Tokenizing Structured Notes for Broader Access

In addition to its stablecoin endeavors, DBS has expanded its blockchain capabilities by tokenizing structured notes linked to cryptocurrencies, announced on August 21, 2025. These complex financial instruments, traditionally tied to underlying assets or indices and requiring minimum investments of USD 100,000, are now being made tradable in fractional form on external platforms such as ADDX, DigiFT, and HydraX. This initiative broadens access to these instruments beyond DBS’s existing client base, although participation remains limited to accredited investors.

The tokenization of structured notes addresses the challenges of illiquidity and high entry barriers associated with these products. By leveraging blockchain technology, DBS enables fractional ownership, making these instruments more accessible and tradable, thus appealing to a wider pool of sophisticated investors. This move builds on the bank’s pioneering efforts in digital assets, which began with the launch of the DBS Digital Exchange (DDEx) in 2020, one of the first platforms globally to offer spot cryptocurrency trading for high-net-worth individuals and professional investors

Exploring Stablecoin Listings on DDEx

DBS’s commitment to digital assets extends to its exploration of stablecoin listings on the DBS Digital Exchange. In July 2024, the bank’s CEO of DDEx, Lim Wee Kian, indicated that the exchange is considering listing stablecoins, including potentially USDG, to meet the growing demand from professional investors. This follows a significant increase in digital asset trading volumes, which tripled in the first five months of 2024, driven by a 62% surge in Bitcoin valuations. The exchange aims to provide a secure platform for managing digital and traditional portfolios side by side, reinforcing DBS’s position as a leader in the digital asset ecosystem.

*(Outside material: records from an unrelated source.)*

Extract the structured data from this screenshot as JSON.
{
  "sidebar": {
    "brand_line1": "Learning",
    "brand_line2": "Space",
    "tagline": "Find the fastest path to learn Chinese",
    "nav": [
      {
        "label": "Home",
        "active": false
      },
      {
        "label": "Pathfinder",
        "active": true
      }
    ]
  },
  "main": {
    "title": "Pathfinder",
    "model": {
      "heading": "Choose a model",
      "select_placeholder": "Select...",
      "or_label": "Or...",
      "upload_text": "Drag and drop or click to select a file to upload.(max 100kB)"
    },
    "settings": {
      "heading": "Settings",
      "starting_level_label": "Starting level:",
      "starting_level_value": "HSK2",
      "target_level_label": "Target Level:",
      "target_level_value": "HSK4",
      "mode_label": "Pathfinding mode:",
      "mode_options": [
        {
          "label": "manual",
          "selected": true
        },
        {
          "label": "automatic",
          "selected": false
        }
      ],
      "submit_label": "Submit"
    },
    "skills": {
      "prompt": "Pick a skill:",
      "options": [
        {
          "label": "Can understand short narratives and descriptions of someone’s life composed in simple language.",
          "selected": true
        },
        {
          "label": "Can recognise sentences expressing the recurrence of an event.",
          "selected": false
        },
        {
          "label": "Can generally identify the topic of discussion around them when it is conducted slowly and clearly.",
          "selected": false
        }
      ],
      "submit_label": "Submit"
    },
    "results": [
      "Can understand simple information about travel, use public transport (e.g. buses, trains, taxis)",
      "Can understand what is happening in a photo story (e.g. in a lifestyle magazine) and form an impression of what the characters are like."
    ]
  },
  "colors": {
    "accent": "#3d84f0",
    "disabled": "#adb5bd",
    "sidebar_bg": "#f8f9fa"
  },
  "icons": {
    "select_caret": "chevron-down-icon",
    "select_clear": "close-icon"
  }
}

A Broader Vision for Blockchain and Stablecoins

DBS’s initiatives align with its broader vision of integrating blockchain technology into traditional banking services. The bank has also introduced DBS Token Services, a suite of blockchain-powered solutions for institutional clients, including Treasury Tokens for 24/7 cross-border payments and Programmable Rewards for smart contract-based vouchers. These efforts, supported by DBS’s permissioned Ethereum-compatible blockchain, demonstrate the bank’s commitment to enhancing liquidity management and operational efficiency through tokenization.

Moreover, DBS’s participation in the Monetary Authority of Singapore’s (MAS) Project Orchid and Project Guardian underscores its role in shaping the future of digital currencies. The bank’s collaboration with MAS on Purpose Bound Money (PBM) and other blockchain initiatives highlights its proactive approach to integrating stablecoins and tokenized assets into Singapore’s financial ecosystem.

Conclusion

DBS Bank is at the forefront of the stablecoin and blockchain revolution, leveraging partnerships like Paxos and innovative tokenization strategies to redefine financial services. By launching USDG, tokenizing structured notes, and exploring stablecoin listings on DDEx, DBS is not only enhancing accessibility for accredited investors but also setting a new standard for regulatory-compliant digital asset solutions. As the bank continues to integrate blockchain technology, it is poised to drive significant advancements in the global digital economy.